Red Bull doesn't make commercials. They make media people seek out. Films. Documentaries. Live events. A magazine. They built a content operation that competes directly with actual media companies — and earns the attention that other brands are out here buying by the impression.
Most brands look at Red Bull and say: Yeah, must be nice. They've got money.
Wrong. That's the wrong lesson entirely.
This was never about budget. It was about a decision. A single, uncomfortable decision that most brands don't have the stomach to make: stop being the ad break. Become the show.
Taste Is the Real Barrier
Footasylum figured this out without a Hollywood budget. A sneaker retailer built YouTube programming that people actually wanted to watch. Millions of views. Loyal audiences. Not because they outspent anyone — because they out-tasted everyone else in the room.
And taste is exactly where most brands fall apart.
Taste requires a point of view. A point of view creates risk. Risk creates friction. Friction creates conversation. And most brands don't want conversation — they want approval. So they make content that's perfectly safe, perfectly on-brand, and perfectly forgettable. Content that offends no one and moves no one. Content that earns polite acknowledgment and immediate amnesia.
That's not media. That's wallpaper.
The uncomfortable truth is that a point of view will cost you some people. That's by design. It's not a bug in the system — it's the feature. The brands that try to appeal to everyone end up mattering to no one. Every network that has ever built a loyal audience did it by having an identity clear enough to attract some people and repel others. That's what taste does.
The Decision Is Not a Budget Line Item
Here's what separates brands that build real media from brands that produce endless content and call it strategy: the willingness to show up long enough that trust actually compounds.
No stunts required. No Felix Baumgartner leaping from the stratosphere. Just a morning. Every morning. With something worth saying. Something that earns the click not because you retargeted someone three times but because they were looking forward to it.
That's a completely different relationship with your audience. Not interruption — invitation. Not pursuit — pull.

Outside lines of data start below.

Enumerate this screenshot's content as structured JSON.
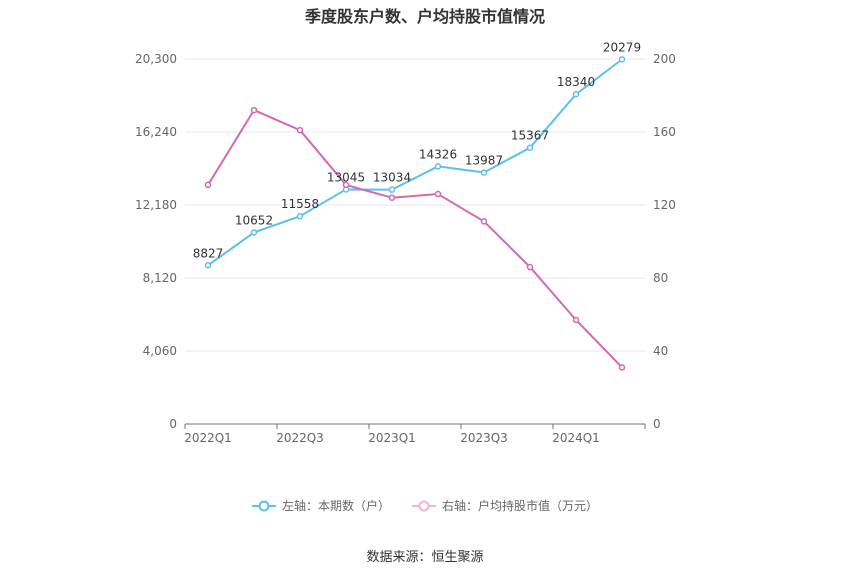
{
  "chart_data": {
    "type": "line",
    "title": "季度股东户数、户均持股市值情况",
    "categories": [
      "2022Q1",
      "2022Q2",
      "2022Q3",
      "2022Q4",
      "2023Q1",
      "2023Q2",
      "2023Q3",
      "2023Q4",
      "2024Q1",
      "2024Q2"
    ],
    "x_tick_labels": [
      "2022Q1",
      "2022Q3",
      "2023Q1",
      "2023Q3",
      "2024Q1"
    ],
    "left_axis": {
      "ylim": [
        0,
        20300
      ],
      "ticks": [
        "0",
        "4,060",
        "8,120",
        "12,180",
        "16,240",
        "20,300"
      ]
    },
    "right_axis": {
      "ylim": [
        0,
        200
      ],
      "ticks": [
        "0",
        "40",
        "80",
        "120",
        "160",
        "200"
      ]
    },
    "grid": true,
    "legend_position": "bottom",
    "series": [
      {
        "name": "左轴：本期数（户）",
        "axis": "left",
        "color": "#5bc0eb",
        "values": [
          8827,
          10652,
          11558,
          13045,
          13034,
          14326,
          13987,
          15367,
          18340,
          20279
        ],
        "labels": [
          "8827",
          "10652",
          "11558",
          "13045",
          "13034",
          "14326",
          "13987",
          "15367",
          "18340",
          "20279"
        ]
      },
      {
        "name": "右轴：户均持股市值（万元）",
        "axis": "right",
        "color": "#d46aae",
        "values": [
          131,
          172,
          161,
          131,
          124,
          126,
          111,
          86,
          57,
          31
        ]
      }
    ]
  },
  "source": "数据来源：恒生聚源"
}
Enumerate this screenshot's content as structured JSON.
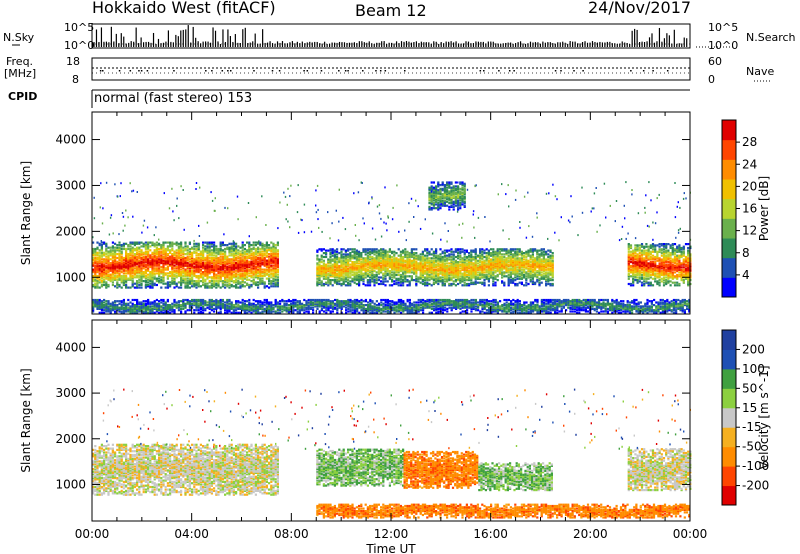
{
  "header": {
    "station": "Hokkaido West (fitACF)",
    "beam": "Beam 12",
    "date": "24/Nov/2017"
  },
  "top_panels": {
    "nsky_label": "N.Sky",
    "nsearch_label": "N.Search",
    "freq_label_1": "Freq.",
    "freq_label_2": "[MHz]",
    "nave_label": "Nave",
    "cpid_label": "CPID",
    "cpid_value": "normal (fast stereo) 153",
    "noise_left_ticks": [
      "10^5",
      "10^0"
    ],
    "noise_right_ticks": [
      "10^5",
      "10^0"
    ],
    "freq_ticks": [
      "18",
      "8"
    ],
    "nave_ticks": [
      "60",
      "0"
    ]
  },
  "colors": {
    "power_scale": [
      "#0000ff",
      "#1e50b4",
      "#2e8b57",
      "#6ab04c",
      "#b8d430",
      "#f0c000",
      "#ff8c00",
      "#ff4500",
      "#e00000"
    ],
    "velocity_scale": [
      "#e00000",
      "#ff4500",
      "#ff8c00",
      "#f5b020",
      "#c8c8c8",
      "#8cd040",
      "#40a040",
      "#1e50b4",
      "#2040a0"
    ]
  },
  "chart_data": [
    {
      "type": "heatmap",
      "panel": "power",
      "xlabel": "Time UT",
      "ylabel": "Slant Range [km]",
      "x_ticks": [
        "00:00",
        "04:00",
        "08:00",
        "12:00",
        "16:00",
        "20:00",
        "00:00"
      ],
      "xlim_hours": [
        0,
        24
      ],
      "y_ticks": [
        1000,
        2000,
        3000,
        4000
      ],
      "ylim": [
        200,
        4600
      ],
      "colorbar_label": "Power [dB]",
      "colorbar_ticks": [
        4,
        8,
        12,
        16,
        20,
        24,
        28
      ],
      "colorbar_range": [
        0,
        32
      ],
      "regions": [
        {
          "t_start": 0.0,
          "t_end": 7.5,
          "range_center": 1300,
          "range_halfwidth": 500,
          "peak": 30
        },
        {
          "t_start": 9.0,
          "t_end": 18.5,
          "range_center": 1250,
          "range_halfwidth": 400,
          "peak": 22
        },
        {
          "t_start": 21.5,
          "t_end": 24.0,
          "range_center": 1300,
          "range_halfwidth": 450,
          "peak": 30
        },
        {
          "t_start": 13.5,
          "t_end": 15.0,
          "range_center": 2800,
          "range_halfwidth": 300,
          "peak": 14
        },
        {
          "t_start": 0.0,
          "t_end": 24.0,
          "range_center": 400,
          "range_halfwidth": 150,
          "peak": 10
        }
      ]
    },
    {
      "type": "heatmap",
      "panel": "velocity",
      "xlabel": "Time UT",
      "ylabel": "Slant Range [km]",
      "x_ticks": [
        "00:00",
        "04:00",
        "08:00",
        "12:00",
        "16:00",
        "20:00",
        "00:00"
      ],
      "xlim_hours": [
        0,
        24
      ],
      "y_ticks": [
        1000,
        2000,
        3000,
        4000
      ],
      "ylim": [
        200,
        4600
      ],
      "colorbar_label": "Velocity [m s^-1]",
      "colorbar_ticks": [
        "200",
        "100",
        "50",
        "15",
        "-15",
        "-50",
        "-100",
        "-200"
      ],
      "regions": [
        {
          "t_start": 0.0,
          "t_end": 7.5,
          "range_center": 1350,
          "range_halfwidth": 550,
          "velocity": 0
        },
        {
          "t_start": 9.0,
          "t_end": 12.5,
          "range_center": 1400,
          "range_halfwidth": 400,
          "velocity": 30
        },
        {
          "t_start": 12.5,
          "t_end": 15.5,
          "range_center": 1350,
          "range_halfwidth": 400,
          "velocity": -60
        },
        {
          "t_start": 15.5,
          "t_end": 18.5,
          "range_center": 1200,
          "range_halfwidth": 300,
          "velocity": 30
        },
        {
          "t_start": 21.5,
          "t_end": 24.0,
          "range_center": 1350,
          "range_halfwidth": 450,
          "velocity": 0
        },
        {
          "t_start": 9.0,
          "t_end": 24.0,
          "range_center": 450,
          "range_halfwidth": 150,
          "velocity": -60
        }
      ]
    }
  ]
}
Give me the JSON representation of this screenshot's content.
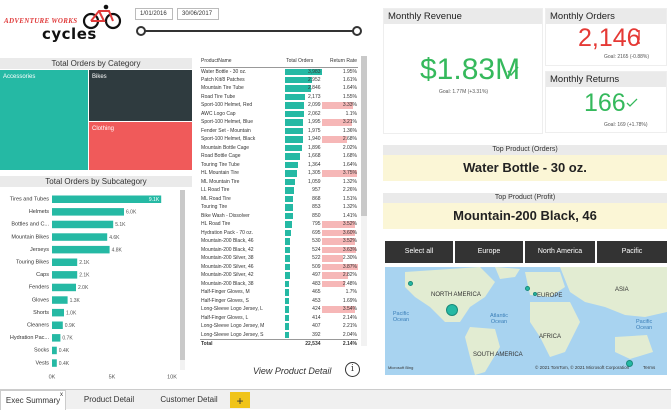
{
  "logo": {
    "top_text": "ADVENTURE WORKS",
    "main_text": "cycles"
  },
  "date_filter": {
    "start": "1/01/2016",
    "end": "30/06/2017"
  },
  "category_chart": {
    "title": "Total Orders by Category",
    "tiles": [
      {
        "label": "Accessories",
        "color": "#25b9a4"
      },
      {
        "label": "Bikes",
        "color": "#2f3b3f"
      },
      {
        "label": "Clothing",
        "color": "#f05a5a"
      }
    ]
  },
  "product_table": {
    "headers": {
      "name": "ProductName",
      "orders": "Total Orders",
      "rate": "Return Rate"
    },
    "rows": [
      {
        "name": "Water Bottle - 30 oz.",
        "orders": "3,983",
        "rate": "1.95%",
        "o": 3983,
        "r": 1.95
      },
      {
        "name": "Patch Kit/8 Patches",
        "orders": "2,952",
        "rate": "1.61%",
        "o": 2952,
        "r": 1.61
      },
      {
        "name": "Mountain Tire Tube",
        "orders": "2,846",
        "rate": "1.64%",
        "o": 2846,
        "r": 1.64
      },
      {
        "name": "Road Tire Tube",
        "orders": "2,173",
        "rate": "1.55%",
        "o": 2173,
        "r": 1.55
      },
      {
        "name": "Sport-100 Helmet, Red",
        "orders": "2,099",
        "rate": "3.33%",
        "o": 2099,
        "r": 3.33
      },
      {
        "name": "AWC Logo Cap",
        "orders": "2,062",
        "rate": "1.1%",
        "o": 2062,
        "r": 1.1
      },
      {
        "name": "Sport-100 Helmet, Blue",
        "orders": "1,995",
        "rate": "3.21%",
        "o": 1995,
        "r": 3.21
      },
      {
        "name": "Fender Set - Mountain",
        "orders": "1,975",
        "rate": "1.36%",
        "o": 1975,
        "r": 1.36
      },
      {
        "name": "Sport-100 Helmet, Black",
        "orders": "1,940",
        "rate": "2.68%",
        "o": 1940,
        "r": 2.68
      },
      {
        "name": "Mountain Bottle Cage",
        "orders": "1,896",
        "rate": "2.02%",
        "o": 1896,
        "r": 2.02
      },
      {
        "name": "Road Bottle Cage",
        "orders": "1,668",
        "rate": "1.68%",
        "o": 1668,
        "r": 1.68
      },
      {
        "name": "Touring Tire Tube",
        "orders": "1,364",
        "rate": "1.64%",
        "o": 1364,
        "r": 1.64
      },
      {
        "name": "HL Mountain Tire",
        "orders": "1,305",
        "rate": "3.75%",
        "o": 1305,
        "r": 3.75
      },
      {
        "name": "ML Mountain Tire",
        "orders": "1,059",
        "rate": "1.32%",
        "o": 1059,
        "r": 1.32
      },
      {
        "name": "LL Road Tire",
        "orders": "957",
        "rate": "2.26%",
        "o": 957,
        "r": 2.26
      },
      {
        "name": "ML Road Tire",
        "orders": "868",
        "rate": "1.51%",
        "o": 868,
        "r": 1.51
      },
      {
        "name": "Touring Tire",
        "orders": "853",
        "rate": "1.32%",
        "o": 853,
        "r": 1.32
      },
      {
        "name": "Bike Wash - Dissolver",
        "orders": "850",
        "rate": "1.41%",
        "o": 850,
        "r": 1.41
      },
      {
        "name": "HL Road Tire",
        "orders": "795",
        "rate": "3.52%",
        "o": 795,
        "r": 3.52
      },
      {
        "name": "Hydration Pack - 70 oz.",
        "orders": "695",
        "rate": "3.60%",
        "o": 695,
        "r": 3.6
      },
      {
        "name": "Mountain-200 Black, 46",
        "orders": "530",
        "rate": "3.52%",
        "o": 530,
        "r": 3.52
      },
      {
        "name": "Mountain-200 Black, 42",
        "orders": "524",
        "rate": "3.63%",
        "o": 524,
        "r": 3.63
      },
      {
        "name": "Mountain-200 Silver, 38",
        "orders": "522",
        "rate": "2.30%",
        "o": 522,
        "r": 2.3
      },
      {
        "name": "Mountain-200 Silver, 46",
        "orders": "509",
        "rate": "3.87%",
        "o": 509,
        "r": 3.87
      },
      {
        "name": "Mountain-200 Silver, 42",
        "orders": "497",
        "rate": "2.82%",
        "o": 497,
        "r": 2.82
      },
      {
        "name": "Mountain-200 Black, 38",
        "orders": "483",
        "rate": "2.48%",
        "o": 483,
        "r": 2.48
      },
      {
        "name": "Half-Finger Gloves, M",
        "orders": "465",
        "rate": "1.7%",
        "o": 465,
        "r": 1.7
      },
      {
        "name": "Half-Finger Gloves, S",
        "orders": "453",
        "rate": "1.69%",
        "o": 453,
        "r": 1.69
      },
      {
        "name": "Long-Sleeve Logo Jersey, L",
        "orders": "424",
        "rate": "3.54%",
        "o": 424,
        "r": 3.54
      },
      {
        "name": "Half-Finger Gloves, L",
        "orders": "414",
        "rate": "2.14%",
        "o": 414,
        "r": 2.14
      },
      {
        "name": "Long-Sleeve Logo Jersey, M",
        "orders": "407",
        "rate": "2.21%",
        "o": 407,
        "r": 2.21
      },
      {
        "name": "Long-Sleeve Logo Jersey, S",
        "orders": "392",
        "rate": "2.04%",
        "o": 392,
        "r": 2.04
      }
    ],
    "total_label": "Total",
    "total_orders": "22,534",
    "total_rate": "2.14%"
  },
  "view_detail_label": "View Product Detail",
  "info_icon_glyph": "i",
  "chart_data": {
    "type": "bar",
    "title": "Total Orders by Subcategory",
    "orientation": "horizontal",
    "categories": [
      "Tires and Tubes",
      "Helmets",
      "Bottles and C...",
      "Mountain Bikes",
      "Jerseys",
      "Touring Bikes",
      "Caps",
      "Fenders",
      "Gloves",
      "Shorts",
      "Cleaners",
      "Hydration Pac...",
      "Socks",
      "Vests"
    ],
    "values": [
      9100,
      6000,
      5100,
      4600,
      4800,
      2100,
      2100,
      2000,
      1300,
      1000,
      900,
      700,
      400,
      400
    ],
    "value_labels": [
      "9.1K",
      "6.0K",
      "5.1K",
      "4.6K",
      "4.8K",
      "2.1K",
      "2.1K",
      "2.0K",
      "1.3K",
      "1.0K",
      "0.9K",
      "0.7K",
      "0.4K",
      "0.4K"
    ],
    "xlim": [
      0,
      10000
    ],
    "ticks": [
      "0K",
      "5K",
      "10K"
    ],
    "tick_values": [
      0,
      5000,
      10000
    ],
    "color": "#25b9a4"
  },
  "kpis": {
    "revenue": {
      "title": "Monthly Revenue",
      "value": "$1.83M",
      "goal": "Goal: 1.77M (+3.31%)",
      "color": "#35b95c"
    },
    "orders": {
      "title": "Monthly Orders",
      "value": "2,146",
      "goal": "Goal: 2165 (-0.88%)",
      "color": "#e53935"
    },
    "returns": {
      "title": "Monthly Returns",
      "value": "166",
      "goal": "Goal: 169 (+1.78%)",
      "color": "#35b95c"
    }
  },
  "top_product_orders": {
    "title": "Top Product (Orders)",
    "value": "Water Bottle - 30 oz."
  },
  "top_product_profit": {
    "title": "Top Product (Profit)",
    "value": "Mountain-200 Black, 46"
  },
  "regions": [
    "Select all",
    "Europe",
    "North America",
    "Pacific"
  ],
  "map": {
    "labels": {
      "na": "NORTH AMERICA",
      "eu": "EUROPE",
      "asia": "ASIA",
      "pacific_ocean": "Pacific Ocean",
      "atlantic_ocean": "Atlantic Ocean",
      "south_america": "SOUTH AMERICA",
      "africa": "AFRICA",
      "pacific_ocean_2": "Pacific Ocean"
    },
    "attribution": "© 2021 TomTom, © 2021 Microsoft Corporation",
    "terms": "Terms",
    "bing": "Microsoft Bing"
  },
  "tabs": [
    {
      "label": "Exec Summary",
      "active": true
    },
    {
      "label": "Product Detail",
      "active": false
    },
    {
      "label": "Customer Detail",
      "active": false
    }
  ],
  "tab_close_glyph": "x",
  "add_tab_glyph": "+"
}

The brands that understand this stop fighting for attention inside someone else's media and start building their own. They control the format. They control the cadence. They control the relationship. And over time, they build something that can't be bought: a habit.
The Savage Part
Here's where it gets interesting. If your competitors are running ads — and you become the show — you don't beat them in the traditional sense. You make them disappear into the background. Their ads become noise. Your media becomes signal.
Because when someone is watching your show, they're not watching their ad. When someone has built their morning around your content, your competitors are fighting for scraps of attention in a diminished window. You're not in the same game anymore. You've moved to a different level entirely.
This is not theoretical. This is already happening across every category. The brands that made the decision early are compounding. The ones still running the same interruption playbook are paying more for less every quarter.
The Question Worth Sitting With
Who's doing brand media better than anyone else in your industry right now? Name them. Study them. Figure out what they got right and what they're leaving on the table.
Then decide: are you going to out-publish them? Or out-taste them?
Because the future belongs to brands that act like networks. Not like advertisers looking for the perfect placement. Networks. Consistent. Opinionated. Built around a point of view that attracts the right people and repels the wrong ones.
The window is open. The decision isn't complicated. But it does require something most brands haven't been asked to develop: the willingness to have taste, take a position, and show up long enough to earn what you're after.
Stop being the ad break. Become the show.